37 Unter diesen Umständen kann sich die Klägerin nicht darauf berufen, daß die Versetzung einer Beamtin, die zum Zeitpunkt ihrer Versetzung seit mehr als drei Monaten abwesend war und deren Abwesenheit noch fast drei weitere Monate andauerte, von einer Dienststelle, in der eine ständige und zuverlässige Anwesenheit erforderlich ist, zu einer anderen Dienststelle gegen das dienstliche Interesse und den Grundsatz ordnungsgemässer Verwaltung verstösst.

38 Im übrigen mag es zwar beklagenswert sein, daß es im Sekretariat des Bereichs "Vertrauensärzte" zu einer hohen Fluktuation der Sekretärinnen gekommen ist. Diese Fluktuation ist jedoch nicht das Resultat der angefochtenen Entscheidung vom 23. August 1990, sondern einer Reihe späterer Entscheidungen, die nicht Gegenstand der vorliegenden Klage sind.

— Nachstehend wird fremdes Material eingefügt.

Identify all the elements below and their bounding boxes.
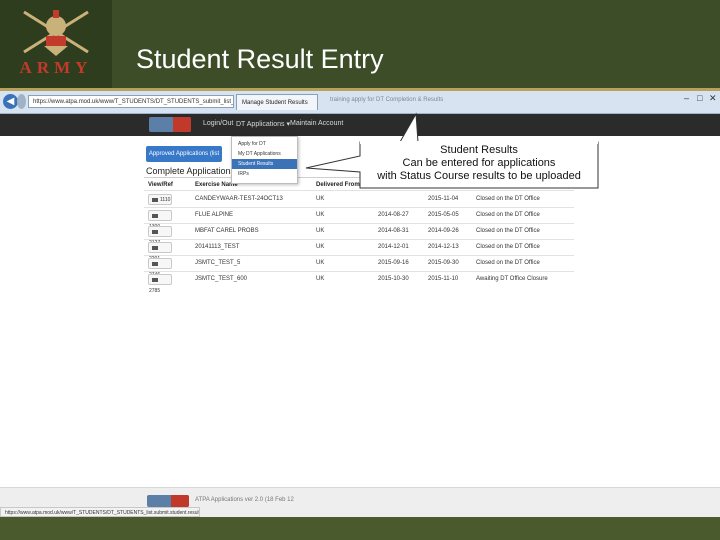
start-date: 2015-09-16	[378, 260, 409, 266]
exercise-name: JSMTC_TEST_5	[195, 260, 241, 266]
row-divider	[144, 223, 574, 224]
nav-dt-applications[interactable]: DT Applications ▾	[236, 120, 290, 128]
exercise-name: JSMTC_TEST_600	[195, 276, 248, 282]
status-text: Closed on the DT Office	[476, 244, 540, 250]
status-text: Closed on the DT Office	[476, 196, 540, 202]
callout-line-3: with Status Course results to be uploade…	[377, 170, 581, 182]
menu-item-apply-for-dt[interactable]: Apply for DT	[232, 139, 297, 149]
folder-icon	[152, 261, 158, 266]
delivered-from: UK	[316, 260, 325, 266]
slide-bottom-band	[0, 517, 720, 540]
address-bar[interactable]: https://www.atpa.mod.uk/www/T_STUDENTS/D…	[28, 95, 234, 108]
folder-icon	[152, 245, 158, 250]
end-date: 2015-09-30	[428, 260, 459, 266]
row-divider	[144, 207, 574, 208]
start-date: 2014-12-01	[378, 244, 409, 250]
end-date: 2015-11-04	[428, 196, 459, 202]
atpa-logo	[149, 117, 191, 132]
footer-atpa-logo	[147, 495, 189, 507]
view-button[interactable]: 1300	[148, 210, 172, 230]
start-date: 2014-08-31	[378, 228, 409, 234]
view-button[interactable]: 2746	[148, 258, 172, 278]
folder-icon	[152, 197, 158, 202]
army-logo: ARMY	[0, 0, 112, 88]
status-text: Closed on the DT Office	[476, 212, 540, 218]
folder-icon	[152, 229, 158, 234]
footer-version: ATPA Applications ver 2.0 (18 Feb 12	[195, 497, 294, 503]
slide-title: Student Result Entry	[136, 44, 384, 74]
forward-arrow-icon[interactable]	[17, 94, 26, 109]
nav-login-out[interactable]: Login/Out	[203, 120, 233, 127]
atpa-logo-red	[173, 117, 191, 132]
row-divider	[144, 255, 574, 256]
start-date: 2014-08-27	[378, 212, 409, 218]
exercise-name: FLUE ALPINE	[195, 212, 234, 218]
callout-text: Student Results Can be entered for appli…	[358, 144, 600, 183]
callout-line-1: Student Results	[440, 144, 518, 156]
end-date: 2014-12-13	[428, 244, 459, 250]
callout-line-2: Can be entered for applications	[402, 157, 556, 169]
col-view-ref: View/Ref	[148, 182, 173, 188]
status-text: Awaiting DT Office Closure	[476, 276, 548, 282]
view-button[interactable]: 2201	[148, 242, 172, 262]
start-date: 2015-10-30	[378, 276, 409, 282]
view-button[interactable]: 1110	[148, 194, 172, 205]
army-logo-text: ARMY	[19, 58, 93, 77]
delivered-from: UK	[316, 244, 325, 250]
exercise-name: CANDEYWAAR-TEST-24OCT13	[195, 196, 283, 202]
menu-item-student-results[interactable]: Student Results	[232, 159, 297, 169]
status-text: Closed on the DT Office	[476, 260, 540, 266]
row-divider	[144, 239, 574, 240]
delivered-from: UK	[316, 196, 325, 202]
menu-item-irps[interactable]: IRPs	[232, 169, 297, 179]
end-date: 2015-11-10	[428, 276, 459, 282]
end-date: 2014-09-26	[428, 228, 459, 234]
end-date: 2015-05-05	[428, 212, 459, 218]
delivered-from: UK	[316, 276, 325, 282]
dt-applications-dropdown: Apply for DT My DT Applications Student …	[231, 136, 298, 184]
minimize-icon[interactable]: –	[684, 93, 689, 103]
row-divider	[144, 271, 574, 272]
view-button[interactable]: 2127	[148, 226, 172, 246]
crest-icon	[23, 10, 89, 56]
status-bar-url: https://www.atpa.mod.uk/www/T_STUDENTS/D…	[0, 507, 200, 517]
maximize-icon[interactable]: □	[697, 93, 702, 103]
exercise-name: 20141113_TEST	[195, 244, 240, 250]
back-arrow-icon[interactable]: ◀	[3, 94, 18, 109]
view-button[interactable]: 2785	[148, 274, 172, 294]
menu-item-my-dt-applications[interactable]: My DT Applications	[232, 149, 297, 159]
folder-icon	[152, 213, 158, 218]
delivered-from: UK	[316, 228, 325, 234]
footer-atpa-logo-red	[171, 495, 189, 507]
folder-icon	[152, 277, 158, 282]
delivered-from: UK	[316, 212, 325, 218]
exercise-name: MBFAT CAREL PROBS	[195, 228, 259, 234]
slide-header: ARMY Student Result Entry	[0, 0, 720, 88]
close-icon[interactable]: ✕	[709, 93, 717, 104]
status-text: Closed on the DT Office	[476, 228, 540, 234]
browser-title-text: training apply for DT Completion & Resul…	[330, 97, 444, 103]
approved-applications-button[interactable]: Approved Applications (list	[146, 146, 222, 162]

39 Darüber hinaus kann jedenfalls noch festgestellt werden, daß die Klägerin durch die vorbehaltlose Unterzeichnung des Protokolls der Sitzung vom 23. August 1990 - das keinen Anhaltspunkt dafür enthält, daß sie im Laufe dieser Sitzung darauf hingewiesen hätte, daß diese Entscheidung es nicht ermöglichen würde, für den Bereich "Vertrauensärzte" die "optimale Funktionsfähigkeit sicherzustellen" - zumindest zu dem Zeitpunkt, als diese Entscheidung getroffen wurde, davon ausgegangen ist, daß sie im dienstlichen Interesse liegt, auch wenn sich nicht sagen lässt, daß sie dieser Entscheidung damit in unmißverständlicher Weise zugestimmt hat.

40 Somit ist die Klage abzuweisen, soweit sie den zweiten Gegenstand der angefochtenen Entscheidung betrifft.

41 Folglich ist die Klage insgesamt abzuweisen, ohne daß über die Frage zu entscheiden wäre, ob die Maßnahme, gegen die die Klage gerichtet ist, die Klägerin beschwert.

Kostenentscheidung:

Kosten

42 Gemäß Artikel 87 § 2 der Verfahrensordnung des Gerichts ist die unterliegende Partei auf Antrag zur Tragung der Kosten zu verurteilen. Nach Artikel 88 der Verfahrensordnung tragen jedoch die Organe in Rechtsstreitigkeiten mit Bediensteten der Gemeinschaften ihre Kosten selbst.

Tenor:

Aus diesen Gründen

hat

DAS GERICHT (Fünfte Kammer)

für Recht erkannt und entschieden:

1) Die Klage wird abgewiesen.

2) Jede Partei trägt ihre eigenen Kosten.